Proceedings Article | 19 May 2016
KEYWORDS: Video surveillance, Video, Video processing, Data modeling, Visual process modeling, Multimedia, Video surveillance, Video, Video processing, Multimedia, Feature extraction, RGB color model, Statistical modeling, Visualization
Rapid event detection faces an emergent need to process large videos collections; whether surveillance videos or unconstrained web videos, the ability to automatically recognize high-level, complex events is a challenging task. Motivated by pre-existing methods being complex, computationally demanding, and often non-replicable, we designed a simple system that is quick, effective and carries minimal overhead in terms of memory and storage.

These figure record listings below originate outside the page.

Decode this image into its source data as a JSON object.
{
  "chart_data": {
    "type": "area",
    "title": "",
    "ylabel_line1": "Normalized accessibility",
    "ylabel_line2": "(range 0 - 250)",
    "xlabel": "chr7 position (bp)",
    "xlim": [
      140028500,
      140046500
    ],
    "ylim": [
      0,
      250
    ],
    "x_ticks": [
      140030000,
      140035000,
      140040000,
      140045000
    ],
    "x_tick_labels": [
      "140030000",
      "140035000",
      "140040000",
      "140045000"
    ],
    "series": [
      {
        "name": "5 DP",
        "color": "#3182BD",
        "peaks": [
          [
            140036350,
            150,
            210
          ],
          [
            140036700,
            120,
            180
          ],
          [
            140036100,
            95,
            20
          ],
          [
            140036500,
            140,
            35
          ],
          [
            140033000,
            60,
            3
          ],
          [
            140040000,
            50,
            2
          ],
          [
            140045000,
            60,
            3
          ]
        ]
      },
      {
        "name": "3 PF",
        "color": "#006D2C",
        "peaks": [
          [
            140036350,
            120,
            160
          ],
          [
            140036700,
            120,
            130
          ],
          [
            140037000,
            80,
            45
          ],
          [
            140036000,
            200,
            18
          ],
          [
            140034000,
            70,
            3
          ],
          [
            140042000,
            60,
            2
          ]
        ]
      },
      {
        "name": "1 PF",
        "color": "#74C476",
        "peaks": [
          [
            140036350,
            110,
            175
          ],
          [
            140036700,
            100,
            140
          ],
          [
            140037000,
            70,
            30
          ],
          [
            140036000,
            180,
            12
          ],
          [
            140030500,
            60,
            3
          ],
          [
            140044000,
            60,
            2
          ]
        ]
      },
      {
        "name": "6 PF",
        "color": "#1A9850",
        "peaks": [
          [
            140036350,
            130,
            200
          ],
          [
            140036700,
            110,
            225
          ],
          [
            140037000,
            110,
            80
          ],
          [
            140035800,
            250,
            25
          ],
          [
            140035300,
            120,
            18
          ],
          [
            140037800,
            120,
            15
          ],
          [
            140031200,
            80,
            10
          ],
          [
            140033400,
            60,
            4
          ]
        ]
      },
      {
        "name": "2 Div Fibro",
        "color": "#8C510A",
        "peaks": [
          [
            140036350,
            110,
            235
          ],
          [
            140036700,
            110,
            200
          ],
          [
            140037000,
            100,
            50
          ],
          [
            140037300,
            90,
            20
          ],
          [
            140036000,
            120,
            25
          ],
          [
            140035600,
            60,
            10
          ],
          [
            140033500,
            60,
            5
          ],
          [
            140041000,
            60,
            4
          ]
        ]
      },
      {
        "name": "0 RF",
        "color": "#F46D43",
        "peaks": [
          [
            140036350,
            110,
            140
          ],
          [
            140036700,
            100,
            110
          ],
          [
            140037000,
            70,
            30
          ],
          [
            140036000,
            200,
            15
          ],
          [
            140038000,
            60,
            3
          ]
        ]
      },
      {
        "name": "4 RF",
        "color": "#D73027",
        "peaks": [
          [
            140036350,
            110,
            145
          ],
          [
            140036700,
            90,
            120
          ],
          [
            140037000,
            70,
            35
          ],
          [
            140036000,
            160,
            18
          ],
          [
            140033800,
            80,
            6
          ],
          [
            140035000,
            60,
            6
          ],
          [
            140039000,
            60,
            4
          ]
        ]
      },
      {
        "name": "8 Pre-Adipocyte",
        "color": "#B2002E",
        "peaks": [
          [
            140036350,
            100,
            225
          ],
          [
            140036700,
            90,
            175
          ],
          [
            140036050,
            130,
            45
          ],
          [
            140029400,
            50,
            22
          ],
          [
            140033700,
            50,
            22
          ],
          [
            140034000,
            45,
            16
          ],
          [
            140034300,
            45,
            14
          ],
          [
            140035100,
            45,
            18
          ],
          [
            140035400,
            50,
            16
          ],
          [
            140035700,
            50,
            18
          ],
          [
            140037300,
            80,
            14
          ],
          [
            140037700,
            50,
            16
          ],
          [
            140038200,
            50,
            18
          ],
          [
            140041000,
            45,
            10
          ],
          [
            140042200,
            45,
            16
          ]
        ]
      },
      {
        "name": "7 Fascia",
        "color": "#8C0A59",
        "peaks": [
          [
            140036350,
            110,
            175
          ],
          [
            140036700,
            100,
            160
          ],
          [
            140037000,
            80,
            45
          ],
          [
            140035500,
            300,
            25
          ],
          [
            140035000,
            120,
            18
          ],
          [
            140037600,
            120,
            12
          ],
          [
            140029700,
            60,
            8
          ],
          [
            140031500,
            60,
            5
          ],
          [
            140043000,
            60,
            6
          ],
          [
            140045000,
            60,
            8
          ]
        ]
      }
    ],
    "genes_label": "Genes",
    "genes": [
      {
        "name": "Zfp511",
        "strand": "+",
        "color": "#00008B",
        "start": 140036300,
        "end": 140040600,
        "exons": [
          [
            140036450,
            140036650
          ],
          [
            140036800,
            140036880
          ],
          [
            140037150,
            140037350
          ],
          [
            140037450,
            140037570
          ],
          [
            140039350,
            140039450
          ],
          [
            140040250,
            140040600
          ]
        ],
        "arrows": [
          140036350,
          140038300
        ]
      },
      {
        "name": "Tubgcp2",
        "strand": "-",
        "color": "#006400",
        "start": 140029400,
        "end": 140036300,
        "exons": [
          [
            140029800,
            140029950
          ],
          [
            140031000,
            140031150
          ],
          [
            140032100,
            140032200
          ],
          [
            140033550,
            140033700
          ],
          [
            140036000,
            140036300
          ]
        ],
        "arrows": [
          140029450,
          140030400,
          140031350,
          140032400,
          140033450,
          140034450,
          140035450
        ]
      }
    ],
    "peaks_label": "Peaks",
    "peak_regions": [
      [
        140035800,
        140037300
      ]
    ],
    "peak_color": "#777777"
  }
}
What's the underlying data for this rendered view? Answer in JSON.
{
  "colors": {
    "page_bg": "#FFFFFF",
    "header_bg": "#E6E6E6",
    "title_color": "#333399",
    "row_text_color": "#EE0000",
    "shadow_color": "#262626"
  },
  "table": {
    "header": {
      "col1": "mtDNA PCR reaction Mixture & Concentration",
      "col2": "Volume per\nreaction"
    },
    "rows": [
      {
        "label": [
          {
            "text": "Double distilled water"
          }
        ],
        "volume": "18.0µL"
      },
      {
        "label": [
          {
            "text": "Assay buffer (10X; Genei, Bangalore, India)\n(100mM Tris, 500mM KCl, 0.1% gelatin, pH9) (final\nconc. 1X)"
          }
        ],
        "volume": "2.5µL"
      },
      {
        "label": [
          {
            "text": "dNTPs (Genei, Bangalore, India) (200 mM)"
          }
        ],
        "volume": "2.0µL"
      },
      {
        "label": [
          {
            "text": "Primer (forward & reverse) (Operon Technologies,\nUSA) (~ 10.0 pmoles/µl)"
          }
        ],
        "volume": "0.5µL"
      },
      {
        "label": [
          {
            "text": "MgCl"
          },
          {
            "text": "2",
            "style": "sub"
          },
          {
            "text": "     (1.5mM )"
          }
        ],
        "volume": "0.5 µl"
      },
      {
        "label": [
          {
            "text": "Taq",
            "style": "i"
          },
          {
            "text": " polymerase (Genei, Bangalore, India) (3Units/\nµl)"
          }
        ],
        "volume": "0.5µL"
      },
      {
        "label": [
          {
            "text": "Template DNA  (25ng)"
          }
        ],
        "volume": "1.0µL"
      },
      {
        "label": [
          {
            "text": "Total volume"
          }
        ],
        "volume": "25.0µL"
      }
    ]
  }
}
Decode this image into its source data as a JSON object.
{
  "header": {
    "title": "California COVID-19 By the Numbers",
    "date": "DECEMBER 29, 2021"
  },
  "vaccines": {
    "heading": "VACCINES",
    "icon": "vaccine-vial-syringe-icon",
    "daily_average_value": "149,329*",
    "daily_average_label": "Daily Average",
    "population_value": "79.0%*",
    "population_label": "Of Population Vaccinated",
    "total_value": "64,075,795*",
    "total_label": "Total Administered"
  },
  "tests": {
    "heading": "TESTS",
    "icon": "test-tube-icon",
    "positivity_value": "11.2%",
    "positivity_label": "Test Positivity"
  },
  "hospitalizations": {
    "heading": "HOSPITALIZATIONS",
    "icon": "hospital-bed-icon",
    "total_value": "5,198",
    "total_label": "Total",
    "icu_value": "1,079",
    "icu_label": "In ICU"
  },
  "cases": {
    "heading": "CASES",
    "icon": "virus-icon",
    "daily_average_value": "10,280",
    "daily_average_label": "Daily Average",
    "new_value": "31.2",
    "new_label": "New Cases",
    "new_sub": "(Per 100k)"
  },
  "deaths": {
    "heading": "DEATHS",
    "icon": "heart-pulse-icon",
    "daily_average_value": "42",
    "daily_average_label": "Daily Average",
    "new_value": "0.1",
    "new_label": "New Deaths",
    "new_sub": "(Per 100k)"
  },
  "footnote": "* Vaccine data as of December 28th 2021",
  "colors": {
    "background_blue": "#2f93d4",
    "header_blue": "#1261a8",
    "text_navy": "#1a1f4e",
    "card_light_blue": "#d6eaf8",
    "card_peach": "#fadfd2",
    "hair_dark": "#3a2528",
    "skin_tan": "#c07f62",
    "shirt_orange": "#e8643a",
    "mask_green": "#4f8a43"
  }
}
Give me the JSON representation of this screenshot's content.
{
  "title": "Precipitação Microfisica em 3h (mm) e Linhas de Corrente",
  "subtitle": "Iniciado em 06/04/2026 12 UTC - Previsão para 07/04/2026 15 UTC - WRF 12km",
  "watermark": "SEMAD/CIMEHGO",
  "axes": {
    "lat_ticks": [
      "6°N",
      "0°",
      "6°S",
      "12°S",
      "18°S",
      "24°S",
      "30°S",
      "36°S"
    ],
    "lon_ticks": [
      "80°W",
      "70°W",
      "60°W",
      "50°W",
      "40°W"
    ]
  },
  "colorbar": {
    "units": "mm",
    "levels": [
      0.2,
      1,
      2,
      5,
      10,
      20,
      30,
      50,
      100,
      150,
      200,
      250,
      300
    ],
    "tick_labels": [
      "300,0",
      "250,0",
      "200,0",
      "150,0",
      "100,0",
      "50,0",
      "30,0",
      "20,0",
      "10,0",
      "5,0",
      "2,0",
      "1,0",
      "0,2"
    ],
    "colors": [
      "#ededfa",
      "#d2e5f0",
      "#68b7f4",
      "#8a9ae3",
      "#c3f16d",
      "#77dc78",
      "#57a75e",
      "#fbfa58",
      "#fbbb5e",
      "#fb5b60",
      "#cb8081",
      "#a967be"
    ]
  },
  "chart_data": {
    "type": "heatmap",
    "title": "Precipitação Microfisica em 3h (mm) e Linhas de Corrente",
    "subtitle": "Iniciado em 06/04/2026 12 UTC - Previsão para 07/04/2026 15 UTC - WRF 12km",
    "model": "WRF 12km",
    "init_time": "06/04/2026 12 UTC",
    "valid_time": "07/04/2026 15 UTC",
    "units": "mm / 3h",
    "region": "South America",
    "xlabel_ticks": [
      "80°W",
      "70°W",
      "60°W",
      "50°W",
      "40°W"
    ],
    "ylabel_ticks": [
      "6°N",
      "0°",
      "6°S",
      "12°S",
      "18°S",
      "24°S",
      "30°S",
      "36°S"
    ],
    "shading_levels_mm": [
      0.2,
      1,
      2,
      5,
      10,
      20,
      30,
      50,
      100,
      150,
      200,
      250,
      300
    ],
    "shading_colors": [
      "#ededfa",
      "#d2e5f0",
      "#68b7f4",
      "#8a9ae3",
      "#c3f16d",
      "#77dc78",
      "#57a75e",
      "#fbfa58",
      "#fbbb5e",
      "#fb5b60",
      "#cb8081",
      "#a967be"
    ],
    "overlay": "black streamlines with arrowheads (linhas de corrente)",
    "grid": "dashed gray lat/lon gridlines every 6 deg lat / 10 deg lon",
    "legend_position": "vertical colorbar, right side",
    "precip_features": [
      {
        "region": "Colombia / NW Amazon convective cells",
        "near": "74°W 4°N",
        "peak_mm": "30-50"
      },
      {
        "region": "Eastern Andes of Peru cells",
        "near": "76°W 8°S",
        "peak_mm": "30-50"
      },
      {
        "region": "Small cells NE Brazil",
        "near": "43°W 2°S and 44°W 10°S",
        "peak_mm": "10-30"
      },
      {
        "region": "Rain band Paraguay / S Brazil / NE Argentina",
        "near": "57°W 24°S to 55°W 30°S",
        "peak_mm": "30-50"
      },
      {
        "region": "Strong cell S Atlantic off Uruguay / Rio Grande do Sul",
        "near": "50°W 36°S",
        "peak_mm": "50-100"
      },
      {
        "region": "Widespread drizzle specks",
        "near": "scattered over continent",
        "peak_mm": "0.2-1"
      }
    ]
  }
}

Our system is clearly described, modular in nature, replicable on any Desktop, and demonstrated with extensive experiments, backed by insightful analysis on different Convolutional Neural Networks (CNNs), as stand-alone and fused with others. With a large corpus of unconstrained, real-world video data, we examine the usefulness of different CNN models as features extractors for modeling high-level events, i.e., pre-trained CNNs that differ in architectures, training data, and number of outputs. For each CNN, we use 1-fps from all training exemplar to train one-vs-rest SVMs for each event. To represent videos, frame-level features were fused using a variety of techniques. The best being to max-pool between predetermined shot boundaries, then average-pool to form the final video-level descriptor. Through extensive analysis, several insights were found on using pre-trained CNNs as off-the-shelf feature extractors for the task of event detection. Fusing SVMs of different CNNs revealed some interesting facts, finding some combinations to be complimentary. It was concluded that no single CNN works best for all events, as some events are more object-driven while others are more scene-based. Our top performance resulted from learning event-dependent weights for different CNNs.